The new sites identified by Marcos’ office include a Philippine navy base in Santa Ana and an international airport in Lal-lo, both in northern Cagayan province.
Those locations have infuriated Chinese officials because they would provide U.S. forces with a staging ground close to southern China and Taiwan, the self-governed island Beijing claims as its own.
The two other military areas are in northern Isabela province and a navy camp on Balabac island in the western province of Palawan.
Palawan faces the South China Sea, a key passage for global trade that Beijing claims virtually in its entirety and has taken increasingly aggressive actions that have threatened smaller claimant states, including the Philippines.
China and the Philippines, along with Vietnam, Malaysia, Brunei and Taiwan, have been locked in increasingly tense territorial disputes over the busy and resource-rich South China Sea.
Washington lays no claims to the strategic waters but has deployed warships and fighter and surveillance aircraft for patrols that it says promote freedom of navigation and the rule of law, angering Beijing.
“That’s a trade route, that’s where more or less $3 trillion worth of trade passes.
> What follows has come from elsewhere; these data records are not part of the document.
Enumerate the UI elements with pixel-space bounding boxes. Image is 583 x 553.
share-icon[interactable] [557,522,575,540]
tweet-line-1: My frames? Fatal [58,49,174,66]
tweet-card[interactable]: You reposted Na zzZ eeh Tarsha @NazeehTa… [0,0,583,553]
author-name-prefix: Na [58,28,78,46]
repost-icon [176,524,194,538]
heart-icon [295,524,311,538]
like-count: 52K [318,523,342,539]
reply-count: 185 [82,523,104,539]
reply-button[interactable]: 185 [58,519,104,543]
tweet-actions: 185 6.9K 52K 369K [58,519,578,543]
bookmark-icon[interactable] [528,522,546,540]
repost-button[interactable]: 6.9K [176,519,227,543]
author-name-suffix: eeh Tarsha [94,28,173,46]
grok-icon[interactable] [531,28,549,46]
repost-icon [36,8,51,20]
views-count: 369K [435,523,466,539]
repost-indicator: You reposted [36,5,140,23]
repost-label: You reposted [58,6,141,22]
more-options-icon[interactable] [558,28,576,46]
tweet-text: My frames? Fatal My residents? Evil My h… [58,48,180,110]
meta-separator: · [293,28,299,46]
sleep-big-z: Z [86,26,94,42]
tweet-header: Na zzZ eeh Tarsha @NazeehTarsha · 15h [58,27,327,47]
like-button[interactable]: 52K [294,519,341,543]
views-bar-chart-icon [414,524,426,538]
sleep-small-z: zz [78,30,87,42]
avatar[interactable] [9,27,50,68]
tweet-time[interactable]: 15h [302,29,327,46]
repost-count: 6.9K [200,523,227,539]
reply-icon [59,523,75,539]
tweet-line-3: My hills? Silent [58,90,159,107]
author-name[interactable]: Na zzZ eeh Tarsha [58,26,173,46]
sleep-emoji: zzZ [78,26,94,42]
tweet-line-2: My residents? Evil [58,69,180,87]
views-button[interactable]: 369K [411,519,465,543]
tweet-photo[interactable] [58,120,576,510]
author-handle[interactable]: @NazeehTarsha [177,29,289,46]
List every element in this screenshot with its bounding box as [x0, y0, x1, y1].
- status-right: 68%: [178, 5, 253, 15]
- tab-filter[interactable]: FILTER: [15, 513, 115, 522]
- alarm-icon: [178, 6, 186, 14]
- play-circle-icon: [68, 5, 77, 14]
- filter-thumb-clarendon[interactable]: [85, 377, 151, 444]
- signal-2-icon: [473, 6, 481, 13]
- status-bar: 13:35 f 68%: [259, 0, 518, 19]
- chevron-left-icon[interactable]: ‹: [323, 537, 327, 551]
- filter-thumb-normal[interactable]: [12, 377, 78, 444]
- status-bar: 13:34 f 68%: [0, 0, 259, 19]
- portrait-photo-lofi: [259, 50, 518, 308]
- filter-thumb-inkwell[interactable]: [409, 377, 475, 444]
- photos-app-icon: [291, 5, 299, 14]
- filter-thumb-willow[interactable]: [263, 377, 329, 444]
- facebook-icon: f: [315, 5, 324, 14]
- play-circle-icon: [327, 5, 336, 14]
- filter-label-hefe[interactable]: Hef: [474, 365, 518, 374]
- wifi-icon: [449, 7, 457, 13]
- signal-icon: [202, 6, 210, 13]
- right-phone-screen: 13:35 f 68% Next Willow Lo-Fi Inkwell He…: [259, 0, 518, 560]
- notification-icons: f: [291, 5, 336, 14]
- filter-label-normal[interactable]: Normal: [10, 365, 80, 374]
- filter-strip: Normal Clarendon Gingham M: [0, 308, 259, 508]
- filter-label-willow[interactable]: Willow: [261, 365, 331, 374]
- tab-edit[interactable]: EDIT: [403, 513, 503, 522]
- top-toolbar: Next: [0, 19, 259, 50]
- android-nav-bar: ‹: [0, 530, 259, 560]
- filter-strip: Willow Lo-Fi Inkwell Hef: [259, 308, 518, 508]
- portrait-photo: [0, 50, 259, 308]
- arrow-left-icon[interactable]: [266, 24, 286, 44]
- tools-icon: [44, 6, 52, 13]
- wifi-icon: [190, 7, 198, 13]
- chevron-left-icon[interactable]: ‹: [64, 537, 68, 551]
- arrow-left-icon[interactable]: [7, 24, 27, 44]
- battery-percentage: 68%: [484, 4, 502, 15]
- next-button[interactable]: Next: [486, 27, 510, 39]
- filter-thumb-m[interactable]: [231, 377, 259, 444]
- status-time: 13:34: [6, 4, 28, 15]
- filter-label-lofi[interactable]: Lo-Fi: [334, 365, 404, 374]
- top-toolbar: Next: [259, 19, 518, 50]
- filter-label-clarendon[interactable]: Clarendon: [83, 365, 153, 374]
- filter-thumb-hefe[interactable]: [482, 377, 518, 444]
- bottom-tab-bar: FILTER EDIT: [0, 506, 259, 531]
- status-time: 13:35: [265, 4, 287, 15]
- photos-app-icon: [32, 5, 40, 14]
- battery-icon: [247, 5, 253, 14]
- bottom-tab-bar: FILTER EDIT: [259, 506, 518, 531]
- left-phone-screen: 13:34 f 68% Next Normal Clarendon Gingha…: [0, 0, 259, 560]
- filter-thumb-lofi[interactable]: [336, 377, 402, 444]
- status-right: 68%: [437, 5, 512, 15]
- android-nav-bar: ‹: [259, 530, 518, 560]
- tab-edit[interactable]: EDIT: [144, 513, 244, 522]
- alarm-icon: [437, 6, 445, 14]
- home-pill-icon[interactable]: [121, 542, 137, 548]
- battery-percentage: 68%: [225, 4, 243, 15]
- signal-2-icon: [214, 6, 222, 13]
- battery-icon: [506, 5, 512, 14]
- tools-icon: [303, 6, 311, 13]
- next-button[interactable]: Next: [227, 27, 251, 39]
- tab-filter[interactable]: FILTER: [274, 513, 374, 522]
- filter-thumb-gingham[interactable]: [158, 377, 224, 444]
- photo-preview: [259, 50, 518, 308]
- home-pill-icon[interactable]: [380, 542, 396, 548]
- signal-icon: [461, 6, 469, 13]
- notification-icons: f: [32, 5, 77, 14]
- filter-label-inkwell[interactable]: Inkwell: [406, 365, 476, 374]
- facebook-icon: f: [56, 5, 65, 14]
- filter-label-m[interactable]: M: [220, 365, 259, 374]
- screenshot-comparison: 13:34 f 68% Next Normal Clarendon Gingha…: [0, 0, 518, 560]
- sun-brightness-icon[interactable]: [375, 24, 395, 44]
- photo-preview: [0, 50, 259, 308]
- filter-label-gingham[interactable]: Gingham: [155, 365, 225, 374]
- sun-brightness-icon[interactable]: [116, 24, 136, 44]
Our responsibility in collectively securing that is huge,” said Carlito Galvez, who heads the Philippine Defense Department.
New Locations To Bolster The Interoperability Of The U.S. And Philippine Armed Forces
In a statement, the U.S. Department of Defense noted that the new locations “will strengthen the interoperability of the U.S. and Philippine Armed Forces and allow us to respond more seamlessly together to address a range of shared challenges in the Indo-Pacific region.”
The four new military sites for American forces are “suitable and mutually beneficial” and will “boost the disaster response of the country” as a springboard for humanitarian and relief work during emergencies, Marcos’s office affirmed.
In a meeting last month with Philippine officials in Manila, however, a Chinese Foreign Ministry delegation expressed its strong opposition to an expanded U.S. military presence in the Philippines and warned of repercussions for regional peace and stability, a Philippine official involved in the talks said at the time.
Philippine diplomats replied that the decision to allow an expanded American military presence was in the Philippines’ national interest and would boost its ability to respond to natural disasters, the official said, suggesting the move was not aimed at China.
The Chinese Embassy also warned in a recent statement that the Philippine government’s security cooperation with Washington “will drag the Philippines into the abyss of geopolitical strife and damage its economic development at the end of the day.”
Territorial conflicts continue to be a major irritant in Philippine-China relations. Marcos’s administration has filed at least 77 of more than 200 diplomatic protests against China’s increasingly assertive actions in the disputed waters since he took office last year.
The Philippine Constitution prohibits the permanent basing of foreign troops and their involvement in local combat.
The 2014 agreement allows visiting American forces to stay indefinitely in rotating batches in barracks and other buildings they construct within designated Philippine camps with their defense equipment, except nuclear weapons.